Because we are so limited, it is difficult for us to understand who we are and what happens to us. No human can ever see anything fully. All we see are aspects of things. Being human is like being in a room of almost total darkness. The walls are deep and impenetrable, but there are crevices which let in the outside light. Each time you look out, all you see is a single angle or aspect of something. From within this continual dark, you are unable to control or direct the things outside this room. You are utterly dependent on them to offer you different views of themselves. All you ever see are dimensions. This is why it is so difficult to be certain of anything. As the New Testament says, “Now we see in a glass darkly, then we shall see face to face.”

Most of the time we are so rushed in our daily routine that we are not even aware of how limited our seeing actually is. In this century, Cubist painters attempted to paint what an object might look like if it were seen simultaneously from all perspectives. Picasso and Kandinsky often take simple objects like guitars or animals and portray them in a fascinating multiplicity of different visions. If you could only step back from your life and view it from different angles, you would gain a whole different sense of yourself. Aspects of you that may disappoint and sadden you from one perspective may be perfectly integrated in the image of you as seen from another angle. Sometimes things that really belong in your life do not seem to fit because the way you view them is too narrow. We see a good illustration of this in friendship. You have different friends. No two of your friends see you in exactly the same way. Each one brings a different part of your soul alive. Even though your friends all like you, they may not like each other at all. This is one of the sad and joyful things about the wake when someone dies. Different friends have diverse stories of the departed. A funeral involves the creation in a stricken community of a narrative whose ending makes a beginning possible. All the stories are like different pieces that combine to build a mosaic of presence. All the stories go to make up the one story. This is like mystical prayer. This wholesome and inclusive seeing, in which all the differences can be seen to belong together, is what mystical prayer brings. Mystical prayer brings you into the deepest intimacy with the Divine. Your soul receives the kiss of God. Such closeness has great beauty and frightening tenderness. Embraced in this belonging, all talk and theory of the Divine seem so pale and sound so distant.

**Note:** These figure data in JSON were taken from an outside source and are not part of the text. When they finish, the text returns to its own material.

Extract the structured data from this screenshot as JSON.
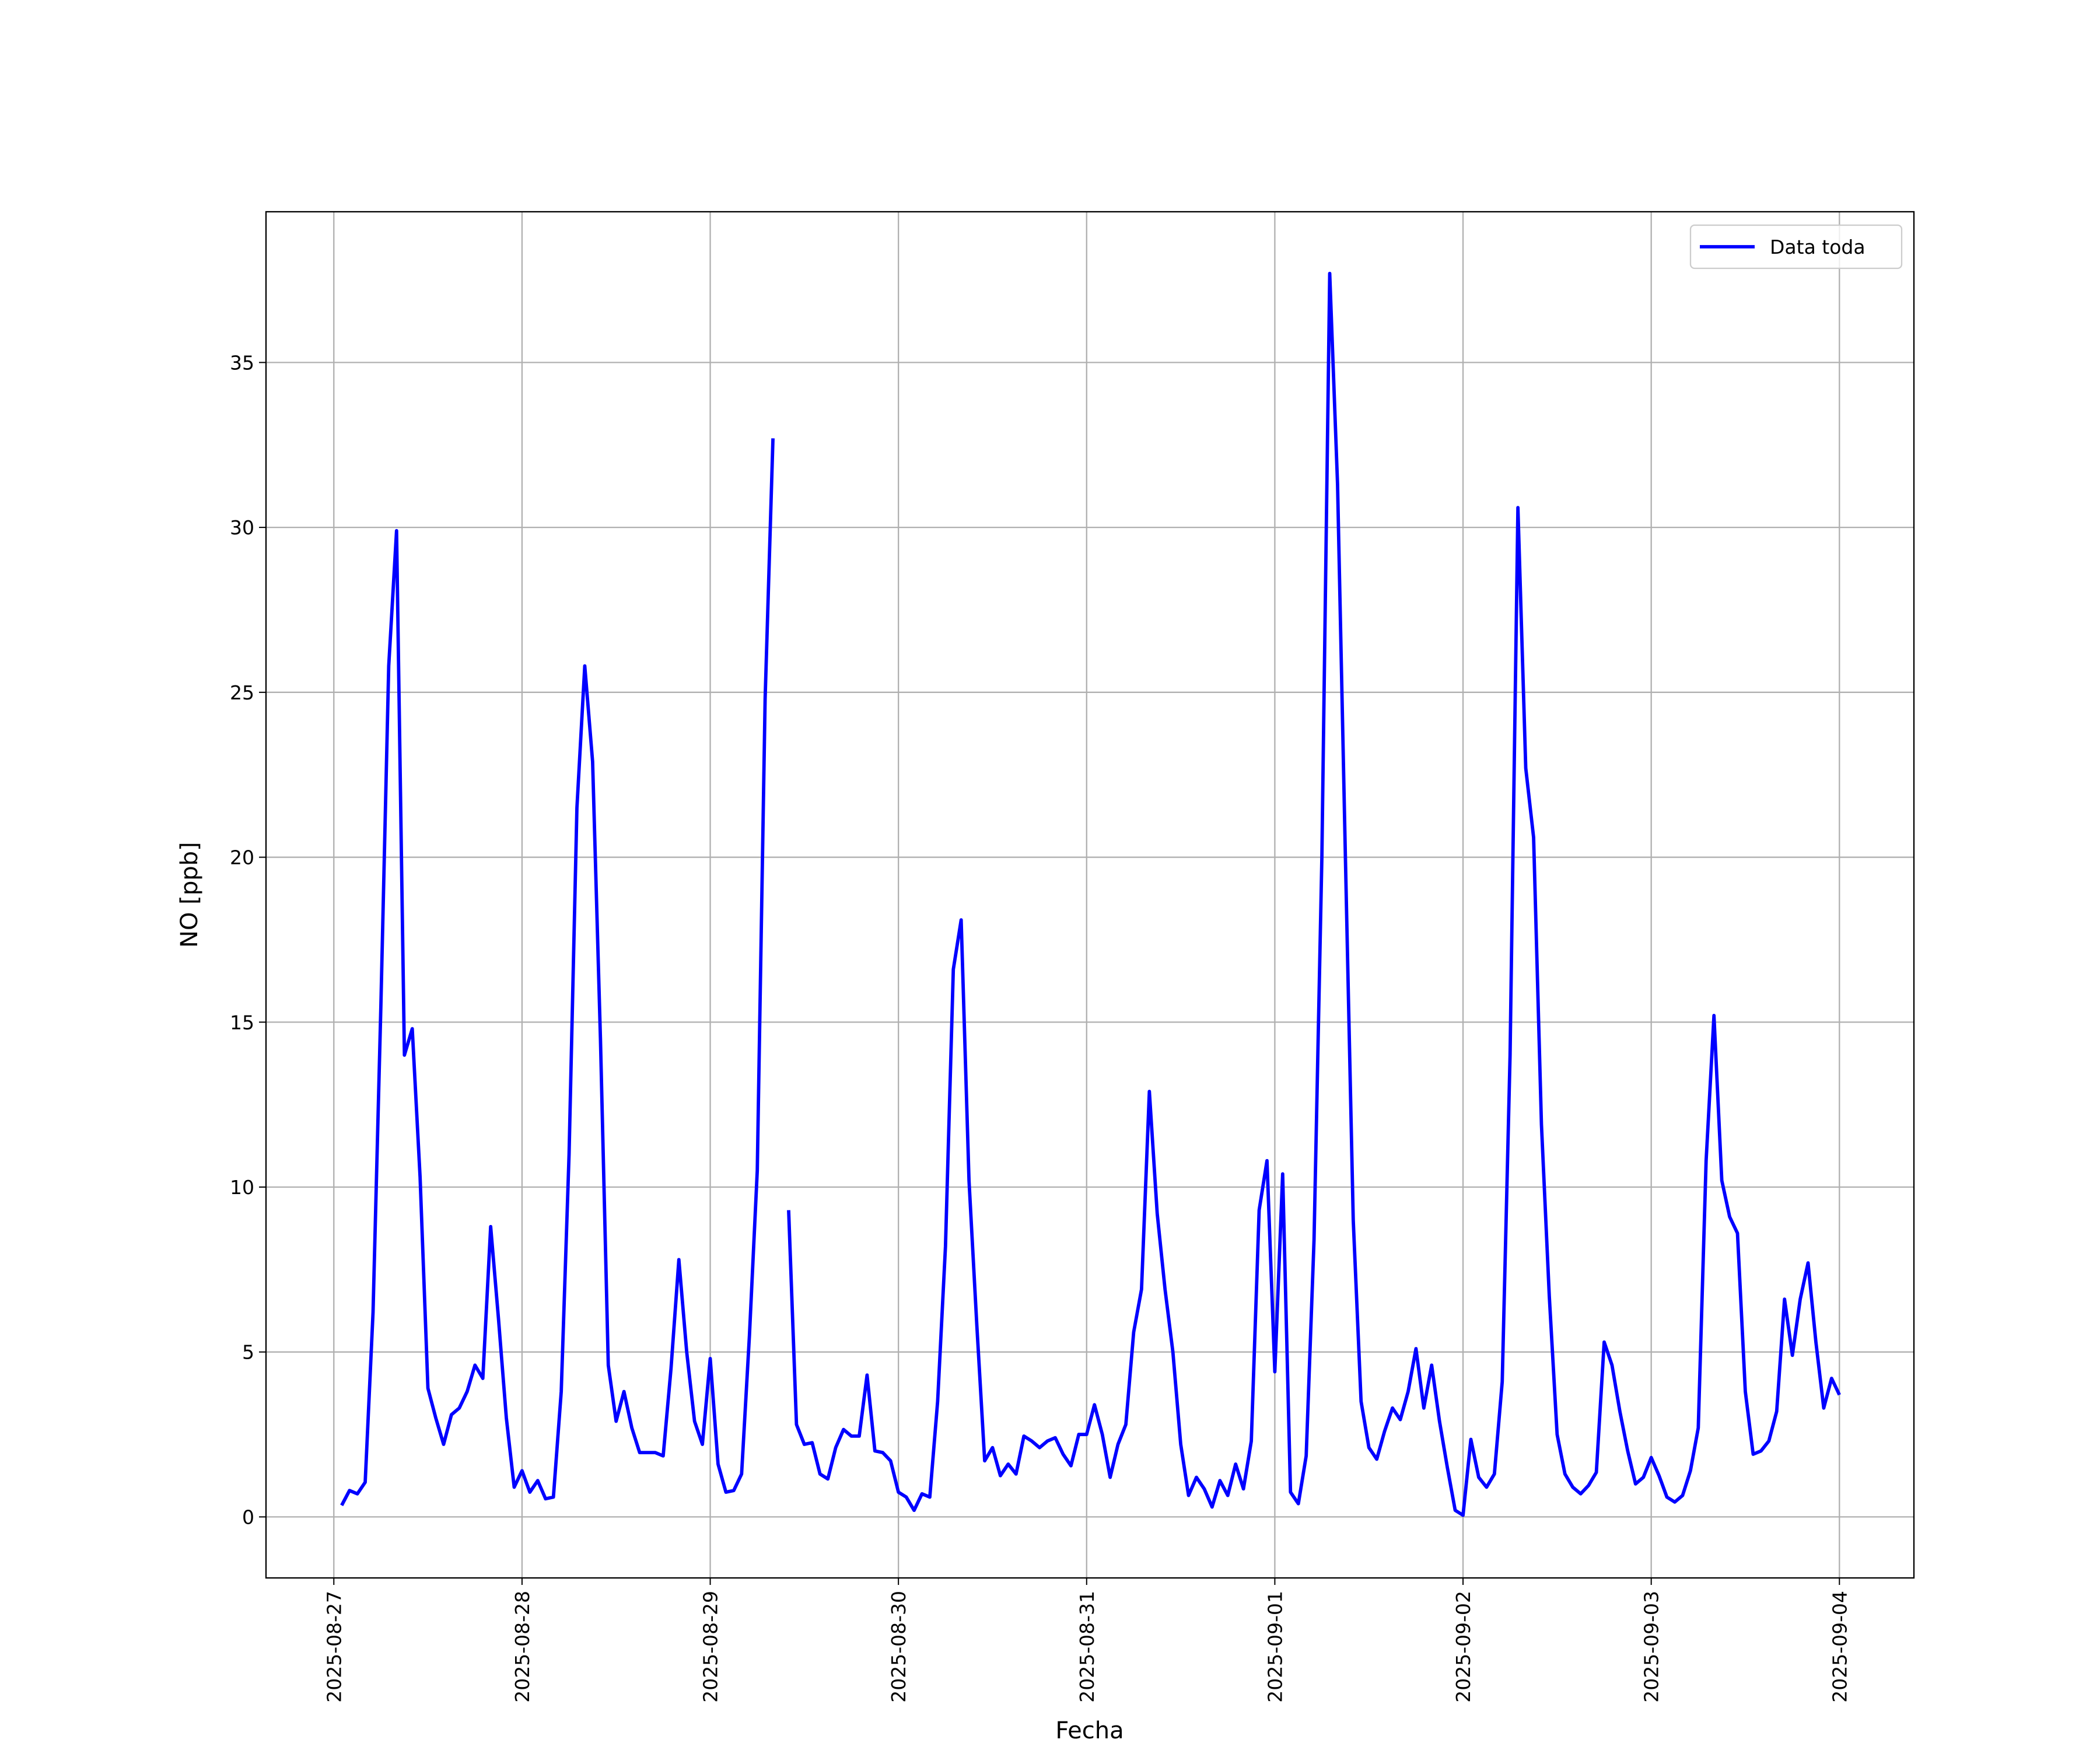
{
  "chart_data": {
    "type": "line",
    "xlabel": "Fecha",
    "ylabel": "NO [ppb]",
    "x": [
      "2025-08-27 01:00",
      "2025-08-27 02:00",
      "2025-08-27 03:00",
      "2025-08-27 04:00",
      "2025-08-27 05:00",
      "2025-08-27 06:00",
      "2025-08-27 07:00",
      "2025-08-27 08:00",
      "2025-08-27 09:00",
      "2025-08-27 10:00",
      "2025-08-27 11:00",
      "2025-08-27 12:00",
      "2025-08-27 13:00",
      "2025-08-27 14:00",
      "2025-08-27 15:00",
      "2025-08-27 16:00",
      "2025-08-27 17:00",
      "2025-08-27 18:00",
      "2025-08-27 19:00",
      "2025-08-27 20:00",
      "2025-08-27 21:00",
      "2025-08-27 22:00",
      "2025-08-27 23:00",
      "2025-08-28 00:00",
      "2025-08-28 01:00",
      "2025-08-28 02:00",
      "2025-08-28 03:00",
      "2025-08-28 04:00",
      "2025-08-28 05:00",
      "2025-08-28 06:00",
      "2025-08-28 07:00",
      "2025-08-28 08:00",
      "2025-08-28 09:00",
      "2025-08-28 10:00",
      "2025-08-28 11:00",
      "2025-08-28 12:00",
      "2025-08-28 13:00",
      "2025-08-28 14:00",
      "2025-08-28 15:00",
      "2025-08-28 16:00",
      "2025-08-28 17:00",
      "2025-08-28 18:00",
      "2025-08-28 19:00",
      "2025-08-28 20:00",
      "2025-08-28 21:00",
      "2025-08-28 22:00",
      "2025-08-28 23:00",
      "2025-08-29 00:00",
      "2025-08-29 01:00",
      "2025-08-29 02:00",
      "2025-08-29 03:00",
      "2025-08-29 04:00",
      "2025-08-29 05:00",
      "2025-08-29 06:00",
      "2025-08-29 07:00",
      "2025-08-29 08:00",
      "2025-08-29 09:00",
      "2025-08-29 10:00",
      "2025-08-29 11:00",
      "2025-08-29 12:00",
      "2025-08-29 13:00",
      "2025-08-29 14:00",
      "2025-08-29 15:00",
      "2025-08-29 16:00",
      "2025-08-29 17:00",
      "2025-08-29 18:00",
      "2025-08-29 19:00",
      "2025-08-29 20:00",
      "2025-08-29 21:00",
      "2025-08-29 22:00",
      "2025-08-29 23:00",
      "2025-08-30 00:00",
      "2025-08-30 01:00",
      "2025-08-30 02:00",
      "2025-08-30 03:00",
      "2025-08-30 04:00",
      "2025-08-30 05:00",
      "2025-08-30 06:00",
      "2025-08-30 07:00",
      "2025-08-30 08:00",
      "2025-08-30 09:00",
      "2025-08-30 10:00",
      "2025-08-30 11:00",
      "2025-08-30 12:00",
      "2025-08-30 13:00",
      "2025-08-30 14:00",
      "2025-08-30 15:00",
      "2025-08-30 16:00",
      "2025-08-30 17:00",
      "2025-08-30 18:00",
      "2025-08-30 19:00",
      "2025-08-30 20:00",
      "2025-08-30 21:00",
      "2025-08-30 22:00",
      "2025-08-30 23:00",
      "2025-08-31 00:00",
      "2025-08-31 01:00",
      "2025-08-31 02:00",
      "2025-08-31 03:00",
      "2025-08-31 04:00",
      "2025-08-31 05:00",
      "2025-08-31 06:00",
      "2025-08-31 07:00",
      "2025-08-31 08:00",
      "2025-08-31 09:00",
      "2025-08-31 10:00",
      "2025-08-31 11:00",
      "2025-08-31 12:00",
      "2025-08-31 13:00",
      "2025-08-31 14:00",
      "2025-08-31 15:00",
      "2025-08-31 16:00",
      "2025-08-31 17:00",
      "2025-08-31 18:00",
      "2025-08-31 19:00",
      "2025-08-31 20:00",
      "2025-08-31 21:00",
      "2025-08-31 22:00",
      "2025-08-31 23:00",
      "2025-09-01 00:00",
      "2025-09-01 01:00",
      "2025-09-01 02:00",
      "2025-09-01 03:00",
      "2025-09-01 04:00",
      "2025-09-01 05:00",
      "2025-09-01 06:00",
      "2025-09-01 07:00",
      "2025-09-01 08:00",
      "2025-09-01 09:00",
      "2025-09-01 10:00",
      "2025-09-01 11:00",
      "2025-09-01 12:00",
      "2025-09-01 13:00",
      "2025-09-01 14:00",
      "2025-09-01 15:00",
      "2025-09-01 16:00",
      "2025-09-01 17:00",
      "2025-09-01 18:00",
      "2025-09-01 19:00",
      "2025-09-01 20:00",
      "2025-09-01 21:00",
      "2025-09-01 22:00",
      "2025-09-01 23:00",
      "2025-09-02 00:00",
      "2025-09-02 01:00",
      "2025-09-02 02:00",
      "2025-09-02 03:00",
      "2025-09-02 04:00",
      "2025-09-02 05:00",
      "2025-09-02 06:00",
      "2025-09-02 07:00",
      "2025-09-02 08:00",
      "2025-09-02 09:00",
      "2025-09-02 10:00",
      "2025-09-02 11:00",
      "2025-09-02 12:00",
      "2025-09-02 13:00",
      "2025-09-02 14:00",
      "2025-09-02 15:00",
      "2025-09-02 16:00",
      "2025-09-02 17:00",
      "2025-09-02 18:00",
      "2025-09-02 19:00",
      "2025-09-02 20:00",
      "2025-09-02 21:00",
      "2025-09-02 22:00",
      "2025-09-02 23:00",
      "2025-09-03 00:00",
      "2025-09-03 01:00",
      "2025-09-03 02:00",
      "2025-09-03 03:00",
      "2025-09-03 04:00",
      "2025-09-03 05:00",
      "2025-09-03 06:00",
      "2025-09-03 07:00",
      "2025-09-03 08:00",
      "2025-09-03 09:00",
      "2025-09-03 10:00",
      "2025-09-03 11:00",
      "2025-09-03 12:00",
      "2025-09-03 13:00",
      "2025-09-03 14:00",
      "2025-09-03 15:00",
      "2025-09-03 16:00",
      "2025-09-03 17:00",
      "2025-09-03 18:00",
      "2025-09-03 19:00",
      "2025-09-03 20:00",
      "2025-09-03 21:00",
      "2025-09-03 22:00",
      "2025-09-03 23:00",
      "2025-09-04 00:00"
    ],
    "series": [
      {
        "name": "Data toda",
        "color": "#0000ff",
        "values": [
          0.35,
          0.8,
          0.7,
          1.05,
          6.2,
          15.5,
          25.8,
          29.9,
          14.0,
          14.8,
          10.3,
          3.9,
          3.0,
          2.2,
          3.1,
          3.3,
          3.8,
          4.6,
          4.2,
          8.8,
          6.0,
          3.0,
          0.9,
          1.4,
          0.75,
          1.1,
          0.55,
          0.6,
          3.8,
          11.0,
          21.5,
          25.8,
          22.9,
          14.5,
          4.6,
          2.9,
          3.8,
          2.7,
          1.95,
          1.95,
          1.95,
          1.85,
          4.5,
          7.8,
          5.0,
          2.9,
          2.2,
          4.8,
          1.6,
          0.75,
          0.8,
          1.3,
          5.5,
          10.5,
          24.8,
          32.7,
          null,
          9.3,
          2.8,
          2.2,
          2.25,
          1.3,
          1.15,
          2.1,
          2.65,
          2.45,
          2.45,
          4.3,
          2.0,
          1.95,
          1.7,
          0.75,
          0.6,
          0.2,
          0.7,
          0.6,
          3.5,
          8.2,
          16.6,
          18.1,
          10.2,
          5.8,
          1.7,
          2.1,
          1.25,
          1.6,
          1.3,
          2.45,
          2.3,
          2.1,
          2.3,
          2.4,
          1.9,
          1.55,
          2.5,
          2.5,
          3.4,
          2.5,
          1.2,
          2.2,
          2.8,
          5.6,
          6.9,
          12.9,
          9.2,
          6.9,
          5.0,
          2.2,
          0.65,
          1.2,
          0.85,
          0.3,
          1.1,
          0.65,
          1.6,
          0.85,
          2.3,
          9.3,
          10.8,
          4.4,
          10.4,
          0.75,
          0.4,
          1.85,
          8.4,
          20.0,
          37.7,
          31.3,
          20.0,
          9.0,
          3.5,
          2.1,
          1.75,
          2.6,
          3.3,
          2.95,
          3.8,
          5.1,
          3.3,
          4.6,
          2.9,
          1.5,
          0.2,
          0.05,
          2.35,
          1.2,
          0.9,
          1.3,
          4.1,
          14.0,
          30.6,
          22.7,
          20.6,
          11.9,
          6.7,
          2.5,
          1.3,
          0.9,
          0.7,
          0.95,
          1.35,
          5.3,
          4.6,
          3.2,
          2.0,
          1.0,
          1.2,
          1.8,
          1.25,
          0.6,
          0.45,
          0.65,
          1.4,
          2.7,
          10.8,
          15.2,
          10.2,
          9.1,
          8.6,
          3.8,
          1.9,
          2.0,
          2.3,
          3.2,
          6.6,
          4.9,
          6.6,
          7.7,
          5.3,
          3.3,
          4.2,
          3.7
        ]
      }
    ],
    "xlim": [
      "2025-08-26 15:21",
      "2025-09-04 09:30"
    ],
    "xticks": [
      "2025-08-27",
      "2025-08-28",
      "2025-08-29",
      "2025-08-30",
      "2025-08-31",
      "2025-09-01",
      "2025-09-02",
      "2025-09-03",
      "2025-09-04"
    ],
    "ylim": [
      -1.85,
      39.57
    ],
    "yticks": [
      0,
      5,
      10,
      15,
      20,
      25,
      30,
      35
    ],
    "grid": true,
    "legend": "upper right"
  }
}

Mystical prayer is never trapped. Most of our viewpoints are trapped like magnets to the same point on the surface. Mystical prayer teaches us a rhythm of seeing that is dynamic and free and full of hospitality. Far below and beyond the fear and limitation of the ego, mystical prayer teaches us to see with the wild eye of the soul. It sees the secret multiplicity of presences that are active at the edge of our normal field of vision. In this kind of prayer you will find what Paul Murray describes as

A ground within you

no one has ever seen

a world beyond the limits

of your dream’s horizon.

Prayer as the Door into Your Own Eternity

There are no words for the deepest things. Words become feeble when mystery visits and prayer moves into silence. In post-modern culture the ceaseless din of chatter has killed our acquaintance with silence. Consequently, we are stressed and anxious. Silence is a fascinating presence. Silence is shy; it is patient and never draws attention to itself. Without the presence of silence, no word could ever be said or heard. Our thoughts constantly call up new words. We become so taken with words that we barely notice the silence, but the silence is always there. The best words are born in the fecund silence that minds the mystery.

As Seamus Heaney writes in Clearances, “Beyond silence listened for…” When the raft of prayer leaves the noisy streams of words and thoughts, it enters the still lake of silence. At this point, you become aware of the tranquillity that lives within you. Beneath your actions, gestures, and thoughts, there is a silent tranquillity.

When you pray, you visit the kind innocence of your soul. This is a pure place of unity which the noise of life can never disturb. You enter the secret temple of your deepest belonging. Only in this temple can your hungriest longing find stillness and peace. This is summed up in that lovely line from the Bible: “Be still and know that I am God.” In stillness, the silence of the Divine becomes intimate.